Practical / Course Logistics

• Upcoming Course Tasks

  • Assignment 1 due 6/7 at 11:59 pm (submit to Moodle).
  • Quiz 1 scheduled 6/14.
  • Future activity: Students will craft their own case report from clinical experiences (seek interesting diagnoses or novel interventions; ex: Sunken Flap Syndrome case shared by instructor).

• Ethical / Professional Implications

  • Balance need for withdrawal phases in single-subject designs against ethical duty not to withhold beneficial treatments.
  • Case reports’ anecdotal nature demands critical appraisal before altering practice.
  • Questionnaire construction must respect participant burden, comprehension, and confidentiality.
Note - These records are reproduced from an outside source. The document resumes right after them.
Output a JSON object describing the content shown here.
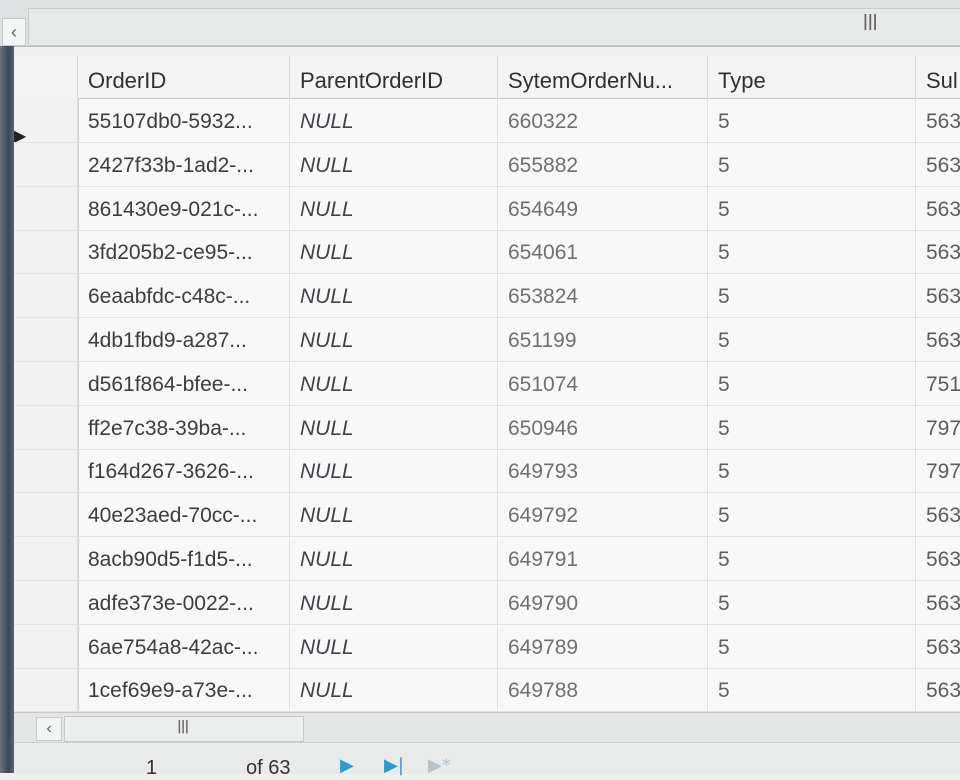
{
  "grid": {
    "columns": [
      "OrderID",
      "ParentOrderID",
      "SytemOrderNu...",
      "Type",
      "Sul"
    ],
    "rows": [
      {
        "order_id": "55107db0-5932...",
        "parent": "NULL",
        "sys": "660322",
        "type": "5",
        "sub": "563"
      },
      {
        "order_id": "2427f33b-1ad2-...",
        "parent": "NULL",
        "sys": "655882",
        "type": "5",
        "sub": "563"
      },
      {
        "order_id": "861430e9-021c-...",
        "parent": "NULL",
        "sys": "654649",
        "type": "5",
        "sub": "563"
      },
      {
        "order_id": "3fd205b2-ce95-...",
        "parent": "NULL",
        "sys": "654061",
        "type": "5",
        "sub": "563"
      },
      {
        "order_id": "6eaabfdc-c48c-...",
        "parent": "NULL",
        "sys": "653824",
        "type": "5",
        "sub": "563"
      },
      {
        "order_id": "4db1fbd9-a287...",
        "parent": "NULL",
        "sys": "651199",
        "type": "5",
        "sub": "563"
      },
      {
        "order_id": "d561f864-bfee-...",
        "parent": "NULL",
        "sys": "651074",
        "type": "5",
        "sub": "751"
      },
      {
        "order_id": "ff2e7c38-39ba-...",
        "parent": "NULL",
        "sys": "650946",
        "type": "5",
        "sub": "797"
      },
      {
        "order_id": "f164d267-3626-...",
        "parent": "NULL",
        "sys": "649793",
        "type": "5",
        "sub": "797"
      },
      {
        "order_id": "40e23aed-70cc-...",
        "parent": "NULL",
        "sys": "649792",
        "type": "5",
        "sub": "563"
      },
      {
        "order_id": "8acb90d5-f1d5-...",
        "parent": "NULL",
        "sys": "649791",
        "type": "5",
        "sub": "563"
      },
      {
        "order_id": "adfe373e-0022-...",
        "parent": "NULL",
        "sys": "649790",
        "type": "5",
        "sub": "563"
      },
      {
        "order_id": "6ae754a8-42ac-...",
        "parent": "NULL",
        "sys": "649789",
        "type": "5",
        "sub": "563"
      },
      {
        "order_id": "1cef69e9-a73e-...",
        "parent": "NULL",
        "sys": "649788",
        "type": "5",
        "sub": "563"
      }
    ]
  },
  "pager": {
    "page": "1",
    "of_label": "of 63"
  },
  "icons": {
    "scroll_left": "chevron-left-icon",
    "scroll_grip": "grip-icon",
    "row_indicator": "current-row-arrow-icon",
    "next_page": "play-icon",
    "last_page": "skip-end-icon"
  }
}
Quick Reference Equations & Numbers

• Fog Index Formula: \text{Fog}=0.4\left[\dfrac{\text{words}}{\text{sentences}} + 100\left(\dfrac{\text{complex words}}{\text{words}}\right)\right]
• Design Codes: A,B,C map to baseline and successive treatments.
• Example Outcome Changes: \text{PASS}:13\to25,\; \text{BBS}:8\to19.
• Body-weight support during treadmill: 30\%; training intensity 80\text{–}85\% HRmax.

Study Tips & Connections

• Link single-subject design principles to clinical goal writing: each treatment block parallels personalized goal phases.
• Use readability metrics (FOG) not only for questionnaires but also patient education materials.
• When writing your case report, embed AB/ABC logic to illustrate pre/post outcome trajectories.

Questions to Self-Quiz

1. In an ABAB design, what ethical issues arise when you withdraw a helpful intervention?
2. How does visual inspection determine a “change in level” vs. a “change in trend”?
3. List three tactics to improve questionnaire return rates without interviewer bias.
4. Why can’t case reports alone dictate clinical practice changes?
5. Apply the Fog formula to a 250-word paragraph containing 15 sentences & 20 complex words—what grade level results?